Multi-Agent cyclic games with paused agents

Hi, I’m trying to implement an env where there are 3 phases:

  1. Agent 1 goes for M steps
  2. Agent 2 goes for N steps
  3. End of episode, both agent get reward

From the docs, I think it’s pretty clear that the way to specify which agent moves next is by returning the keys of obs dict. For example, when the game just started, only “agent1” is in the observation dict, and when we transition to the second phase, only “agent2” is in the observation dict. However, since the reward is given at the end for both agents, I have to create a reward dict for both agent 1 and agent 2. How should I work around this?

My thought: If I return a dummy obs dict in the 3rd phase, agent 1 should receive the reward properly. Will this produce any unwanted side effects?

1 Like

Hi @Aceticia,

At the pond of the episode I think all you should have to do is return a dictionary with a reward for each agent.

If you look at this code here, especially 774-779 you will see that when the env returns all_done =True, it will create an empty obs for each agent that is not in the final observation.

Personally, I would do it myself in my env so that the semantics were really clear but based on this code it should work fine either way.

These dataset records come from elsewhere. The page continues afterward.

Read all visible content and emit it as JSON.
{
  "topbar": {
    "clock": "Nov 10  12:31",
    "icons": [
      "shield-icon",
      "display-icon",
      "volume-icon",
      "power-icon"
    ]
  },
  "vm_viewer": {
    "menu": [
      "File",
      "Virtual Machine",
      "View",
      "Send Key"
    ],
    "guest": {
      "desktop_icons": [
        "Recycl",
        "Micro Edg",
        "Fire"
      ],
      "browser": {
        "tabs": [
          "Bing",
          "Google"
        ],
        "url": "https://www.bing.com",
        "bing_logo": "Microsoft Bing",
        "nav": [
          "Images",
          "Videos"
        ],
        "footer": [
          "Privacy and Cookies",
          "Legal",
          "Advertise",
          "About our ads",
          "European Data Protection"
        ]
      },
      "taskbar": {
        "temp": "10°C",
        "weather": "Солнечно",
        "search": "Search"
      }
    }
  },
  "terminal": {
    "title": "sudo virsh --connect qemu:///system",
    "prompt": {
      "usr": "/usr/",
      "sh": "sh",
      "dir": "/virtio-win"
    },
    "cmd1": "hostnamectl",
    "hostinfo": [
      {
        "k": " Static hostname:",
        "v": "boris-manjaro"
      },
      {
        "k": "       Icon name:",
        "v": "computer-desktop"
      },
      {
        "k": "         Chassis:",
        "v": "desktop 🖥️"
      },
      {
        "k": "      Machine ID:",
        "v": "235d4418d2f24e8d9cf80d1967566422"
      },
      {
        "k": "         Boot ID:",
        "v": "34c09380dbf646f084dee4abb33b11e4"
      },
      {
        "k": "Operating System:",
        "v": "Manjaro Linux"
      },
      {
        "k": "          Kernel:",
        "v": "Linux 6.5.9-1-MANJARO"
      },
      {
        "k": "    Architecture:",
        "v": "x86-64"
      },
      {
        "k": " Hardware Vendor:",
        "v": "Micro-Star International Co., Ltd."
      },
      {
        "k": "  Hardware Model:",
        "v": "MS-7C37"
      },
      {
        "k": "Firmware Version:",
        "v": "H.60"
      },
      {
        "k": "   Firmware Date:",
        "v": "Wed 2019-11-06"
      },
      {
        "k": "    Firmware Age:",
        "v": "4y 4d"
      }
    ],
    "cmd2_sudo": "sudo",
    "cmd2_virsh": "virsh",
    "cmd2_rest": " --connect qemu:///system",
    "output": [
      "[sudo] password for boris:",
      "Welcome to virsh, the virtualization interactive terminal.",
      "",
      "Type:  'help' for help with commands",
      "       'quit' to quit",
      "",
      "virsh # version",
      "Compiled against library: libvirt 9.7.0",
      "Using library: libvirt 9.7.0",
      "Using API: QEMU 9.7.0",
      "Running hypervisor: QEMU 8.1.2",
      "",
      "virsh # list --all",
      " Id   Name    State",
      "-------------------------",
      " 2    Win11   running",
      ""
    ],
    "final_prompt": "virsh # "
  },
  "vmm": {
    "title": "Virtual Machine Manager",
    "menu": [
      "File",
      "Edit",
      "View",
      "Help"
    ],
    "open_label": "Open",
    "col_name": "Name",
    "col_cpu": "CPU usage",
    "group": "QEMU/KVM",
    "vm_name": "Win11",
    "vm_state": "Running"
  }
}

@sven1977 or @gjoliver can you confirm?


1 Like

That’s correct @mannyv :slight_smile: But yes, it’s always better to do this properly in the env. However, to add stability, we fixed this a while ago. Before, RLlib would break, if the env did not publish these obs at the end. You can also now publish rewards at any point for any agent (evem the ones that did not step) and RLlib will automatically sum up the recent rewards for these agents. This makes it easier to build turn-based game envs where agent A receives a reward as a result of agent B’s action, even though agent A did not do anything.